Monday, January 9, 2012

Sweet on figs

Adam and Eve may have opted for the leaves to spare their blushing, but it’s the luscious plump and fragrant figs that are summer’s most delicious treasures – and, while the best way to eat figs is out of hand and still warm from the sun, their jammy sweetness makes them irresistible in both sweet and savoury fare.
Photographs by Gunther Gräter

It’s fig season and the endless culinary possibilities that these luscious fruits bring are as countless as the number of tiny seeds each holds. The sweet, juicy fruit that is so prized now is said to be the oldest fruit recognized by man and, although Adam and Eve best employed the leaves of the fig tree by sewing them together to form an apron to preserve their modesty, it is a rather useful fact to keep in mind that the sap of the plant is actually an irritant – so wearing a fig leaf is, shall we say, not particularly recommended. Rather, don a more sensible apron and get into the kitchen as figs’ ability to take centre stage in starters, mains and desserts is a treasured trait. Aside from the potassium, iron and calcium that figs boast, they provide more fibre than any other common fruit of vegetable. The fibre in figs is both soluble and insoluble and is important for good health. It’s also interesting to note that figs contain a special chemical which helps extend the freshness and moisture of baked goods as well as one that promotes tanning in the sun.

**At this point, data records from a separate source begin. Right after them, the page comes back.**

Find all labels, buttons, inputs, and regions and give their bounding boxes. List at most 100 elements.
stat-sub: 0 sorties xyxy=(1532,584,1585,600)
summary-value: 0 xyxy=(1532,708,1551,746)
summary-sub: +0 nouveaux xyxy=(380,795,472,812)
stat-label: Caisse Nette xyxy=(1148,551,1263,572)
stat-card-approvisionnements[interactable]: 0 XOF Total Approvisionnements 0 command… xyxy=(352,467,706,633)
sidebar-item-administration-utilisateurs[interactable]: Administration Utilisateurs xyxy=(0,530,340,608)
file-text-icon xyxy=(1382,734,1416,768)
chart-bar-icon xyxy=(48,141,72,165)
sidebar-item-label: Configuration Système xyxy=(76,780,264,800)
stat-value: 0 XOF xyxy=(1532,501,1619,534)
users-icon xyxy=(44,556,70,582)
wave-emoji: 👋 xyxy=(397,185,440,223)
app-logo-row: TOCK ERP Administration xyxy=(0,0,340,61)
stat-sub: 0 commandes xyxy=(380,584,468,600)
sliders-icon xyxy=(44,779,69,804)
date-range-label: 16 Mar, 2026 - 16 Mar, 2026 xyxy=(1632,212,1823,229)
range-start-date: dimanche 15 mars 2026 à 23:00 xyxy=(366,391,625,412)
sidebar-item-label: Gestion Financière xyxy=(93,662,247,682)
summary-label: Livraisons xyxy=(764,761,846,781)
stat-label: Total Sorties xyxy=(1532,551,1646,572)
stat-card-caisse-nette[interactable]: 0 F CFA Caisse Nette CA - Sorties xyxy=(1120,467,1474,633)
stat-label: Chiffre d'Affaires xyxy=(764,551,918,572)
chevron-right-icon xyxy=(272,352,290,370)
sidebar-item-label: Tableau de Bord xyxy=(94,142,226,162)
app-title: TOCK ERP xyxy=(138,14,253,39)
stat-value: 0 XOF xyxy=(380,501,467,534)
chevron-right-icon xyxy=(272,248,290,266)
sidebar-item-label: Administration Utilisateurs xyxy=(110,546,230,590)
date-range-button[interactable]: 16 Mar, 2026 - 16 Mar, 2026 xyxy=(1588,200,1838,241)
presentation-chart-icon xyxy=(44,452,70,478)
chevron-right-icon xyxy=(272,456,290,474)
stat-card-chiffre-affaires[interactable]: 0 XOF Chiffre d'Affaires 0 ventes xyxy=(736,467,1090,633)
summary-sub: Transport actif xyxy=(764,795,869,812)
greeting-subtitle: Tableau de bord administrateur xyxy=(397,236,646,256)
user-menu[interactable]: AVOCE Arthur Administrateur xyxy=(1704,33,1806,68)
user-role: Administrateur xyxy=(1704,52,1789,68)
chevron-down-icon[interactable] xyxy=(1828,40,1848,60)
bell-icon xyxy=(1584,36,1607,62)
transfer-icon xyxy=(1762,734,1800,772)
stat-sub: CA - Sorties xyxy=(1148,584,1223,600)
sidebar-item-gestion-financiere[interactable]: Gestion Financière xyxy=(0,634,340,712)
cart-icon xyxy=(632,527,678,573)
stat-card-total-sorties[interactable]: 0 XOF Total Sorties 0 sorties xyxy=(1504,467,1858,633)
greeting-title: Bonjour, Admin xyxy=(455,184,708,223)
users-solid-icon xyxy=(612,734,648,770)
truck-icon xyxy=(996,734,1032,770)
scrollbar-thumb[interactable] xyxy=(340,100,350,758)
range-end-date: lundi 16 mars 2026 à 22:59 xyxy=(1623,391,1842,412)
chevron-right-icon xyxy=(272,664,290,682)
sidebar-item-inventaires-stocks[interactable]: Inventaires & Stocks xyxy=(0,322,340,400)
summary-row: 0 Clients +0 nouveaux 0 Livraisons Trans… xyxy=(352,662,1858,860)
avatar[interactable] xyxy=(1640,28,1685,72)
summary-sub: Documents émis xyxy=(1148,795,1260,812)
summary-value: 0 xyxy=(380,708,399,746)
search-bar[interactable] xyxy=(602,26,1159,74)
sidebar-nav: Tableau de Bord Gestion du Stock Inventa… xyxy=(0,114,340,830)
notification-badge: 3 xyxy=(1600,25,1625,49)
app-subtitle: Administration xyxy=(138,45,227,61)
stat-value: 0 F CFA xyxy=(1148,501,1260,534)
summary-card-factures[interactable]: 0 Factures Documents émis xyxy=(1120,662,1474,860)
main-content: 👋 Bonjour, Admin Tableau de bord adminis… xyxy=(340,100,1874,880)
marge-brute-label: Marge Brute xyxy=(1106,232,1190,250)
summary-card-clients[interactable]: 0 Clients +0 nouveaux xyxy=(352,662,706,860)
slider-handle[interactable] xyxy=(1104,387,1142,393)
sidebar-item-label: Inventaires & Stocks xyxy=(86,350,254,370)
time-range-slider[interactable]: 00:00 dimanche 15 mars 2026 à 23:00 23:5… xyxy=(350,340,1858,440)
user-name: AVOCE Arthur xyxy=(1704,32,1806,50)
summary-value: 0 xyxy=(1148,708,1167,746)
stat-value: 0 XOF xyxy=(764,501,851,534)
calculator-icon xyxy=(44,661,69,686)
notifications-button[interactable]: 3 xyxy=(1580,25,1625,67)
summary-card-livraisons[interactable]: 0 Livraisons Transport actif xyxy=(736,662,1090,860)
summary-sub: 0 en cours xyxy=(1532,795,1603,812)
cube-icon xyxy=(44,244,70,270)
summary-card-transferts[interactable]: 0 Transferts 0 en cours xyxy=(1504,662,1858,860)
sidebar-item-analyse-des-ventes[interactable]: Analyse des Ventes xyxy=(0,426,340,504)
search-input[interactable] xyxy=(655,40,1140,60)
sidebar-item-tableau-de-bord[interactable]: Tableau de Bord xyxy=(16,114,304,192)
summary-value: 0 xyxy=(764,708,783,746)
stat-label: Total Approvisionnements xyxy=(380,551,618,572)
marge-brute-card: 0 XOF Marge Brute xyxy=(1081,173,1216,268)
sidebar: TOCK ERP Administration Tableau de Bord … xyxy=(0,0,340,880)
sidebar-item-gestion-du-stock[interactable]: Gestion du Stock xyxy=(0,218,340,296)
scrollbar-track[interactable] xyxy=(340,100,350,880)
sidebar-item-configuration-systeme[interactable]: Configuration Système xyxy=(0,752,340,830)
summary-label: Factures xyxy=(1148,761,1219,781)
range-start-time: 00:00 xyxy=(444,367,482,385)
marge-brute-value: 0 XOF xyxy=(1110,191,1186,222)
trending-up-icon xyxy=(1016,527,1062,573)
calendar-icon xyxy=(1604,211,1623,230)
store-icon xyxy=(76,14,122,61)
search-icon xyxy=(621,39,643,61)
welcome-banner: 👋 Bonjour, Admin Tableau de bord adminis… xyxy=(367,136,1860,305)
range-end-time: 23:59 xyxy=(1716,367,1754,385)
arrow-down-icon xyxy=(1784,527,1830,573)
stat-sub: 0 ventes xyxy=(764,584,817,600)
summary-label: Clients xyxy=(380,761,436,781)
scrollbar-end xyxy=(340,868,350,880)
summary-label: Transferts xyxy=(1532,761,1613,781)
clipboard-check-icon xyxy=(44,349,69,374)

For a delicious starter, bless the tops of the figs with a kiss made by a knife, firmly squeeze their swollen bellies to reveal the raspberry-coloured fruit inside and then envelop the fresh figs in a blanket of salty-sweet prosciutto. A stuffing of rich goat’s cheese, a flurry of cracked black pepper and an anointing of the best fruity extra-virgin olive oil and a hot oven awaits. Roast until the edges of the ham are slightly charred and crisp and the crimson flesh inside warm and succulent. The figs need a mere scattering of peppery rocket leaves and a swift glug of aged balsamic vinegar. Whichever way you choose to enjoy the humble fig, do it outdoors to savour their sweet taste of summer. 

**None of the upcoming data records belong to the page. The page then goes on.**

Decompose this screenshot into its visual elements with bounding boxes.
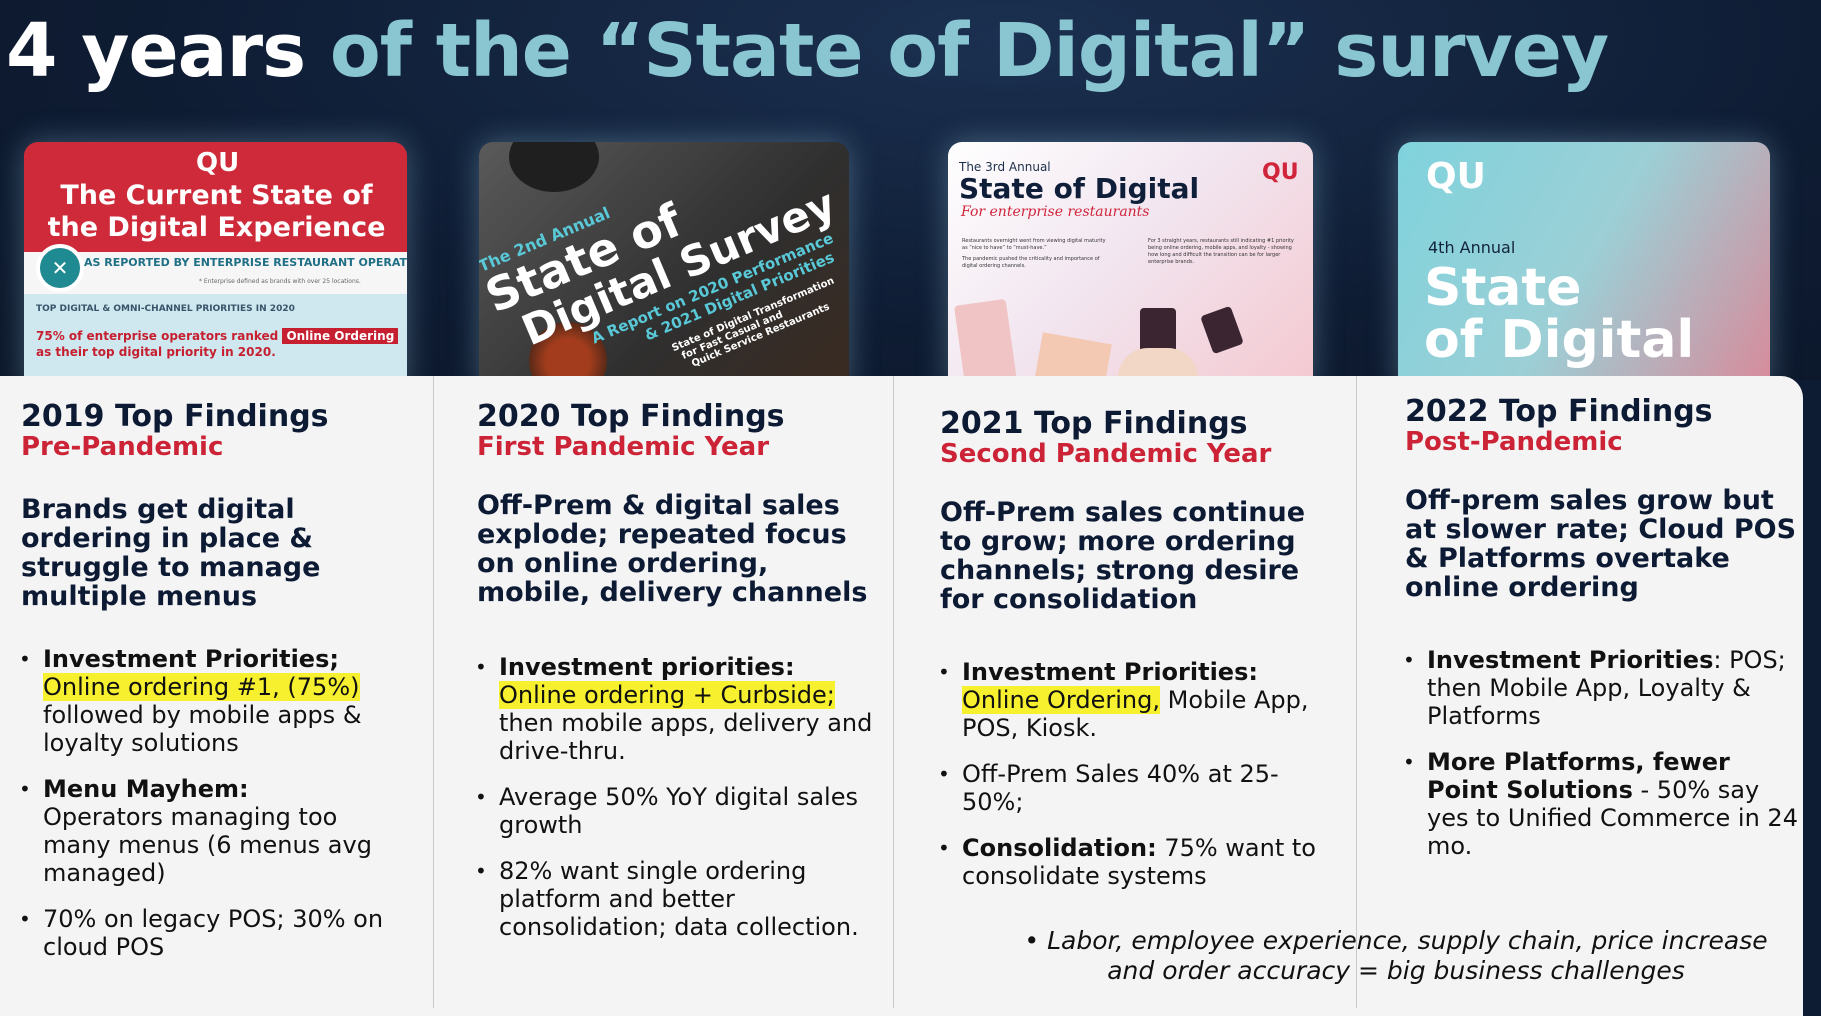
cover-2021-blurb-left: Restaurants overnight went from viewing … xyxy=(962,238,1106,251)
cover-2019-stat: 75% of enterprise operators ranked Onlin… xyxy=(36,328,399,360)
cover-2021-kicker: The 3rd Annual xyxy=(959,160,1051,174)
column-headline: Off-Prem & digital sales explode; repeat… xyxy=(477,490,868,608)
column-phase: Second Pandemic Year xyxy=(940,439,1272,469)
bullet-bold: Investment Priorities: xyxy=(962,658,1258,686)
bullet-text: - 50% say yes to Unified Commerce in 24 … xyxy=(1427,776,1798,860)
cover-2022-title-line2: of Digital xyxy=(1424,310,1695,370)
page-title: 4 years of the “State of Digital” survey xyxy=(6,6,1609,96)
column-year: 2019 Top Findings xyxy=(21,399,329,434)
bullet-marker: • xyxy=(1024,926,1048,955)
bullet-bold: Investment priorities: xyxy=(499,653,795,681)
cover-2019-title: The Current State of the Digital Experie… xyxy=(47,180,386,243)
bullet-text: Off-Prem Sales 40% at 25-50%; xyxy=(962,760,1279,816)
note-line2: and order accuracy = big business challe… xyxy=(1107,956,1685,985)
cover-2019-stat-end: as their top digital priority in 2020. xyxy=(36,345,276,359)
findings-list: Investment priorities: Online ordering +… xyxy=(475,653,877,941)
highlighted-text: Online Ordering, xyxy=(962,686,1160,714)
cover-2019-lower: TOP DIGITAL & OMNI-CHANNEL PRIORITIES IN… xyxy=(24,294,407,390)
cover-2021-script: For enterprise restaurants xyxy=(961,204,1150,220)
column-headline: Off-prem sales grow but at slower rate; … xyxy=(1405,485,1797,603)
column-divider xyxy=(893,376,894,1008)
findings-column-2020: 2020 Top Findings First Pandemic Year Of… xyxy=(475,399,877,959)
findings-list: Investment Priorities: POS; then Mobile … xyxy=(1403,646,1800,860)
column-phase: Post-Pandemic xyxy=(1405,427,1623,457)
column-year: 2022 Top Findings xyxy=(1405,394,1713,429)
bullet-bold: More Platforms, fewer Point Solutions xyxy=(1427,748,1730,804)
bullet-text: 82% want single ordering platform and be… xyxy=(499,857,859,941)
column-divider xyxy=(1356,376,1357,1008)
findings-column-2019: 2019 Top Findings Pre-Pandemic Brands ge… xyxy=(19,399,401,979)
list-item: 82% want single ordering platform and be… xyxy=(475,857,877,941)
cover-2019-subtitle: AS REPORTED BY ENTERPRISE RESTAURANT OPE… xyxy=(84,256,407,269)
list-item: 70% on legacy POS; 30% on cloud POS xyxy=(19,905,401,961)
cover-2019-section: TOP DIGITAL & OMNI-CHANNEL PRIORITIES IN… xyxy=(36,304,295,314)
bullet-text: 70% on legacy POS; 30% on cloud POS xyxy=(43,905,384,961)
highlighted-text: Online ordering #1, (75%) xyxy=(43,673,360,701)
dark-cup-illustration xyxy=(1200,305,1244,355)
note-line1: Labor, employee experience, supply chain… xyxy=(1047,926,1768,955)
list-item: Investment priorities: Online ordering +… xyxy=(475,653,877,765)
page-title-part2: of the “State of Digital” survey xyxy=(329,8,1609,94)
dining-icon: ✕ xyxy=(36,244,84,292)
bullet-text: 75% want to consolidate systems xyxy=(962,834,1316,890)
bullet-text: Operators managing too many menus (6 men… xyxy=(43,803,372,887)
report-cover-2019: QU The Current State of the Digital Expe… xyxy=(24,142,407,390)
list-item: Off-Prem Sales 40% at 25-50%; xyxy=(938,760,1340,816)
page-title-part1: 4 years xyxy=(6,8,306,94)
bullet-bold: Menu Mayhem: xyxy=(43,775,249,803)
column-divider xyxy=(433,376,434,1008)
column-year: 2021 Top Findings xyxy=(940,406,1248,441)
bullet-text: then mobile apps, delivery and drive-thr… xyxy=(499,709,873,765)
column-headline: Brands get digital ordering in place & s… xyxy=(21,494,321,612)
cover-2019-stat-tag: Online Ordering xyxy=(282,328,399,344)
findings-list: Investment Priorities: Online Ordering, … xyxy=(938,658,1340,890)
cover-2019-stat-text: 75% of enterprise operators ranked xyxy=(36,329,279,343)
bullet-text: Mobile App, POS, Kiosk. xyxy=(962,686,1309,742)
list-item: Consolidation: 75% want to consolidate s… xyxy=(938,834,1340,890)
bullet-text: Average 50% YoY digital sales growth xyxy=(499,783,858,839)
mortar-bowl xyxy=(509,142,599,192)
cover-2022-title-line1: State xyxy=(1424,258,1582,318)
cover-2019-footnote: * Enterprise defined as brands with over… xyxy=(199,278,361,285)
findings-list: Investment Priorities; Online ordering #… xyxy=(19,645,401,961)
column-year: 2020 Top Findings xyxy=(477,399,785,434)
bullet-bold: Investment Priorities xyxy=(1427,646,1714,674)
qu-logo: QU xyxy=(1262,160,1299,185)
cover-2022-kicker: 4th Annual xyxy=(1428,238,1516,257)
column-phase: First Pandemic Year xyxy=(477,432,770,462)
cover-2021-blurb-left2: The pandemic pushed the criticality and … xyxy=(962,256,1100,269)
bullet-bold: Investment Priorities; xyxy=(43,645,339,673)
cover-2021-title: State of Digital xyxy=(959,172,1200,205)
business-challenges-note: • Labor, employee experience, supply cha… xyxy=(996,926,1796,986)
highlighted-text: Online ordering + Curbside; xyxy=(499,681,835,709)
column-headline: Off-Prem sales continue to grow; more or… xyxy=(940,497,1306,615)
qu-logo: QU xyxy=(196,148,240,178)
list-item: More Platforms, fewer Point Solutions - … xyxy=(1403,748,1800,860)
report-cover-2020: The 2nd Annual State of Digital Survey A… xyxy=(479,142,849,390)
qu-logo: QU xyxy=(1426,156,1486,197)
list-item: Investment Priorities; Online ordering #… xyxy=(19,645,401,757)
bullet-text: : POS; then Mobile App, Loyalty & Platfo… xyxy=(1427,646,1786,730)
findings-column-2021: 2021 Top Findings Second Pandemic Year O… xyxy=(938,406,1340,908)
cover-2021-blurb-right: For 3 straight years, restaurants still … xyxy=(1148,238,1294,265)
list-item: Investment Priorities: Online Ordering, … xyxy=(938,658,1340,742)
findings-column-2022: 2022 Top Findings Post-Pandemic Off-prem… xyxy=(1403,394,1800,878)
list-item: Average 50% YoY digital sales growth xyxy=(475,783,877,839)
bullet-bold: Consolidation: xyxy=(962,834,1157,862)
list-item: Menu Mayhem: Operators managing too many… xyxy=(19,775,401,887)
cover-2019-band: ✕ AS REPORTED BY ENTERPRISE RESTAURANT O… xyxy=(24,244,407,294)
column-phase: Pre-Pandemic xyxy=(21,432,224,462)
report-cover-2022: QU 4th Annual State of Digital xyxy=(1398,142,1770,390)
list-item: Investment Priorities: POS; then Mobile … xyxy=(1403,646,1800,730)
bullet-text: followed by mobile apps & loyalty soluti… xyxy=(43,701,362,757)
report-cover-2021: The 3rd Annual State of Digital For ente… xyxy=(948,142,1313,390)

Toffee figs with grilled Christmas cake 
(serves 6)

2 cups caster sugar
1 cup water
6 black figs
6 pieces Christmas cake or pudding
2T melted butter
vanilla ice-cream, to serve

Place sugar and water in a saucepan over low heat and cook, without stirring, for 8–10 minutes or until sugar has dissolved. Increase heat to high, bring to the boil and cook for 7–8 minutes or until golden brown. Remove from heat and, using a fork, carefully dip figs into toffee. Place on a baking tray lined with non-stick baking paper and set aside to cool and harden. Brush the Christmas cake with butter and grill on a griddle pan. Serve immediately with vanilla ice-cream and the toffee figs.

Figs are not actually a fruit but rather flower receptacles. Like other blossoms, they bud straight from the branch and the fruit actually lies inside the fleshy bulb consisting of the seed-like parts.